2026年5月、AI業界は大きく動いています。Google I/O 2026が間近に迫り、Anthropicが企業市場で圧倒的な存在感を示す中、AIは「ツール」から「インフラ」へと変貌を遂げようとしています。
🔥 Google I/O 2026 — 何が期待できるか
5月19日(米国時間)に開催されるGoogle I/O 2026。注目ポイントは3つ:
- Gemini 4.0 — 次世代モデルの発表が有力。マルチモーダル性能のさらなる向上が予想されます
- Android XR — 拡張現実グラスの実用化。AIとの統合が鍵になりそうです
- AI Mode(検索のAI化) — 従来の検索結果ではなく、AIが直接回答を生成する仕組みへの移行。SEOの概念が根本から変わる可能性があります
また、Googleは内部のAIエージェントプロジェクト「Mariner」を統合・整理し、Geminiエコシステム一本化を進めているとの報道もあります。実験段階から「本番投入」への転換点と言えるでしょう。
💰 Anthropic — 900億ドル評価額の意味
Anthropicが5月末までに300億ドルの資金調達(評価額900億ドル)を完了する見通しです。これだけではありません:
- 2,000億ドル超のコンピュート投資 — Google Cloudとの連携でインフラを大規模拡張中。80倍の利用量増加を記録
- Claudeの企業市場支配 — Blackstone、Goldman Sachsなど大手金融機関が採用。消費者向けの派手さより、企業の深い統合を狙う戦略
- 「Mythos」の登場 — レガシーシステムの脆弱性を発見する能力が話題に。金融インフラの数十年前のバグを特定したという報告もあります
Anthropicの戦略は明確です。「注目を集める」のではなく、「企業の内部に溶け込む」。これはかつてのAWSがクラウドインフラで取ったアプローチとそっくりです。
🤖 AIエージェントが「アプリ」を置き換える
2026年5月の最大のトレンドは、AIエージェントがアプリの代わりになることです。

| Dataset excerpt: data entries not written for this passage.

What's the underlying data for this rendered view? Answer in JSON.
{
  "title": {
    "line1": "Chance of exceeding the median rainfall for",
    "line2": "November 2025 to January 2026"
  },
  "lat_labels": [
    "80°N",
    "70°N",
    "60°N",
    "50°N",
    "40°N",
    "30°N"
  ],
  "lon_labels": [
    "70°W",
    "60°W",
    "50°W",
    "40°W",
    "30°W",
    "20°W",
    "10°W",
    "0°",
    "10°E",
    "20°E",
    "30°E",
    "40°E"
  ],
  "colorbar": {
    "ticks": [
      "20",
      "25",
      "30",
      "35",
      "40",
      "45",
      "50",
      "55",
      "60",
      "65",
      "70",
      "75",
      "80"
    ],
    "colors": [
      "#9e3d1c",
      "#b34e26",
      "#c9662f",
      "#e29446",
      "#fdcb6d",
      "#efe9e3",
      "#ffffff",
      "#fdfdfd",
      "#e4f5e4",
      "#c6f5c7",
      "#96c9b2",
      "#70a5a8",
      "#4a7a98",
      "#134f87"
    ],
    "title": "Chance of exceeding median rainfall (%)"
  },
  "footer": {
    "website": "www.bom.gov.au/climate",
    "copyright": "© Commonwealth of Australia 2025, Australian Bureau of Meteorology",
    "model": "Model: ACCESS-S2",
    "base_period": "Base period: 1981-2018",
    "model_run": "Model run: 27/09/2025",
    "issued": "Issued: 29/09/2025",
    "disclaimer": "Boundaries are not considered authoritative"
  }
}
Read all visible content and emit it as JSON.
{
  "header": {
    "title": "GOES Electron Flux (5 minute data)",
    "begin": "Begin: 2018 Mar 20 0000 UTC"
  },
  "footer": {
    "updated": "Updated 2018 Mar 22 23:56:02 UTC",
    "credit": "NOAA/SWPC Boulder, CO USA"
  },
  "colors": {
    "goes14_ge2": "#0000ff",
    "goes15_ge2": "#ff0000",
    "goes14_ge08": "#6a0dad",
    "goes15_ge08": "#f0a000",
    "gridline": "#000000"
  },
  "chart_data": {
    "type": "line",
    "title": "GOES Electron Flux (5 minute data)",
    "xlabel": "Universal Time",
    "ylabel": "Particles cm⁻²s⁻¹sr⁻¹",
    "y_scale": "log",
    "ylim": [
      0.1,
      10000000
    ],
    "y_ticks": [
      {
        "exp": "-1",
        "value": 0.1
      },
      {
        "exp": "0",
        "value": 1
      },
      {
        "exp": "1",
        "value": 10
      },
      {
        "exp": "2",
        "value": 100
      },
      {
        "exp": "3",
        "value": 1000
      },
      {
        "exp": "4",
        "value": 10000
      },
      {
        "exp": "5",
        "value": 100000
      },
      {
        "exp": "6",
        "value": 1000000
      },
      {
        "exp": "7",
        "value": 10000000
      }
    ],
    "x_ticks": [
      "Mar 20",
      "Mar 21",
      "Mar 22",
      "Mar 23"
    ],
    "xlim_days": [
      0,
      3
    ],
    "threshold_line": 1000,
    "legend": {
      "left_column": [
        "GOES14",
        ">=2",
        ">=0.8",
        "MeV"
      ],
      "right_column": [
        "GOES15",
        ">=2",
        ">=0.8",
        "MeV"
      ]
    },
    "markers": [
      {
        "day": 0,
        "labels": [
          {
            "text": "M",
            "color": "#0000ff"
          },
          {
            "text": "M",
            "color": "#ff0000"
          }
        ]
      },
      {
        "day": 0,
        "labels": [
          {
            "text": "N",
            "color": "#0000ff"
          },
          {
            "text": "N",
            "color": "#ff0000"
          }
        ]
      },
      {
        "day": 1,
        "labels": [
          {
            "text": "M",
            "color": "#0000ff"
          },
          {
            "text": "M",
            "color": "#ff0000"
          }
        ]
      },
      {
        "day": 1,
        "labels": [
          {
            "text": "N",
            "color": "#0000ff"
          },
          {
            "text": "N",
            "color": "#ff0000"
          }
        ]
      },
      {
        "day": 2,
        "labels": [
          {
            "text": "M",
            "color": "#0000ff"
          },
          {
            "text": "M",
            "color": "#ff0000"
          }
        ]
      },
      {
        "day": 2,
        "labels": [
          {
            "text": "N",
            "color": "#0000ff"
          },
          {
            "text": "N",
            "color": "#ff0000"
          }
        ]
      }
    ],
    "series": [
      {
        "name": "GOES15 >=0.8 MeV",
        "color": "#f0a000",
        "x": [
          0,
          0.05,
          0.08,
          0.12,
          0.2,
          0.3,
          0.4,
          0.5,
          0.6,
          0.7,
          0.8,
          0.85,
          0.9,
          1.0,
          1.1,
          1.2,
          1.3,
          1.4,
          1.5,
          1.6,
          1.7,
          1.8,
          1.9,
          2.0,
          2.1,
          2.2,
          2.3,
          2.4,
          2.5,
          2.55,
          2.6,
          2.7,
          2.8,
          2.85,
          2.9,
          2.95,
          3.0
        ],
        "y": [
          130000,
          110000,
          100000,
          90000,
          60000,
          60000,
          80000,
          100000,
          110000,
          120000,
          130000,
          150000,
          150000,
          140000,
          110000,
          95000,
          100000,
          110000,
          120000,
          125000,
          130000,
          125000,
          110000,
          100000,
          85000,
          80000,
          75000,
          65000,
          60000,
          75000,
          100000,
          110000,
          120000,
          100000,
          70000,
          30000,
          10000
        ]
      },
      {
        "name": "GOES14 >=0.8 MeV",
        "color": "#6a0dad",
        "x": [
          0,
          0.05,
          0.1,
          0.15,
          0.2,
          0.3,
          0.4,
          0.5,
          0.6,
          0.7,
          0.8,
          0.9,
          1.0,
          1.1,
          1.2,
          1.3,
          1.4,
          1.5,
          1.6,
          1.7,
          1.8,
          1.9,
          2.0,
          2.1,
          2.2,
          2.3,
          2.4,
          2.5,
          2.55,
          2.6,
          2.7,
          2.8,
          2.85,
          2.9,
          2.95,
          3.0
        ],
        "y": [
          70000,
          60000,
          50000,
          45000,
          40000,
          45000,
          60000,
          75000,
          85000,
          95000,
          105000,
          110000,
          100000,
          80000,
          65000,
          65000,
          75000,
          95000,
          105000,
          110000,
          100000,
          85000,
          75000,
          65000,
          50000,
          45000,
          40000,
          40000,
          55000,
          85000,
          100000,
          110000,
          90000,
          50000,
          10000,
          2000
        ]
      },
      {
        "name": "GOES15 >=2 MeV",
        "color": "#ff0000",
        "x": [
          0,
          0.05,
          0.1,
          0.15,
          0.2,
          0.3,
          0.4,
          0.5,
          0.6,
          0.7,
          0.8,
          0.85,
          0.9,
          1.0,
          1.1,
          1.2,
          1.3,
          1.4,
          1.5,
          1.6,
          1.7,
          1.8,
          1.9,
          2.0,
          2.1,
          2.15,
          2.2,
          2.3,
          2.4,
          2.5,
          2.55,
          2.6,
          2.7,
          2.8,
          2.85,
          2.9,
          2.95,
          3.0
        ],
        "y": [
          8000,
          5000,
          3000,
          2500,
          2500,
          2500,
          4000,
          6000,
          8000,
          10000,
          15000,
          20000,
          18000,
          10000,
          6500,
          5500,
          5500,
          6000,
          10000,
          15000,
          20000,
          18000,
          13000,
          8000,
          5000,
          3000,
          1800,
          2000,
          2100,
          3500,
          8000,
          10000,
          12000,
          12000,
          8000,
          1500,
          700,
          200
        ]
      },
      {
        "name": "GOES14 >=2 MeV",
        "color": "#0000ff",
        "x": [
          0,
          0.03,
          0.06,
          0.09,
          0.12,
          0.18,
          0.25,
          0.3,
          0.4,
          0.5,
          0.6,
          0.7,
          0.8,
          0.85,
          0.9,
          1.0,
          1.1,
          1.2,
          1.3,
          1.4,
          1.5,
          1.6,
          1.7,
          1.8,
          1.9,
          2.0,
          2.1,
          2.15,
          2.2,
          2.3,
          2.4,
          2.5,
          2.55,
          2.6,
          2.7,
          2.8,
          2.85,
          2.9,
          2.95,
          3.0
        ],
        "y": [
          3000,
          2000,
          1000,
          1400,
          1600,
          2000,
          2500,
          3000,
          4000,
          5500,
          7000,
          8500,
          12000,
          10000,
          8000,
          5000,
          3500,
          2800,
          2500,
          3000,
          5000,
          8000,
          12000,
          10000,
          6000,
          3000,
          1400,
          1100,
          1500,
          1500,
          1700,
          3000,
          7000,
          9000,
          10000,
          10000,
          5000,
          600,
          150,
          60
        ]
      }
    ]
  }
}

例えば旅行の計画。従来なら5つのアプリを開いて検索・比較・予約していましたが、AIエージェントなら:
- 希望を伝える
- エージェントが自動で検索・比較・予約・最適化
- 結果だけを受け取る
OpenAIも「AIファーストデバイス」の方向で検討中とか。アプリという概念自体が時代遅れになりつつあります。
🏛️ 政府によるAI規制が始まった
大きな変化は、AIモデルの事前審査が始まったこと。MicrosoftやxAIを含む主要AI企業が、リリース前に政府機関へモデルの早期アクセスを提供することに合意しました。
- AIが「動く前にテストする」枠組みの構築
- 金融・製薬と同様の規制対象へ
- コンプライアンス能力が競争優位に
「ムーブファスト&ブレイクシングス」の時代は終わり、AIは社会インフラとしての規律を求められる段階に入りました。
📊 数字で見るAIの普及
Microsoftの調査によると、2026年第1四半期に世界の労働年齢人口の17.8%がAIを利用。前期比1.5ポイント増です。まだ5人に1人未満ですが、加速度的な伸びを見せています。
🎯 まとめ — AIは「インフラ」になった
2026年5月を象徴する3つのシフト:
- イノベーション → コントロール(規制の時代へ)
- ツール → エージェント(アプリが不要に)
- ソフトウェア → インフラ(AIは電気のような存在に)
これからのAI開発において、技術力だけでは勝てません。「信頼性」「統合力」「コンプライアンス」を備えたプレーヤーが生き残る。その意味で、Anthropicの堅実な企業浸透戦略は非常に理にかなっています。
Google I/Oの発表内容次第で、この構図がさらに動く可能性があります。続きはまた後日。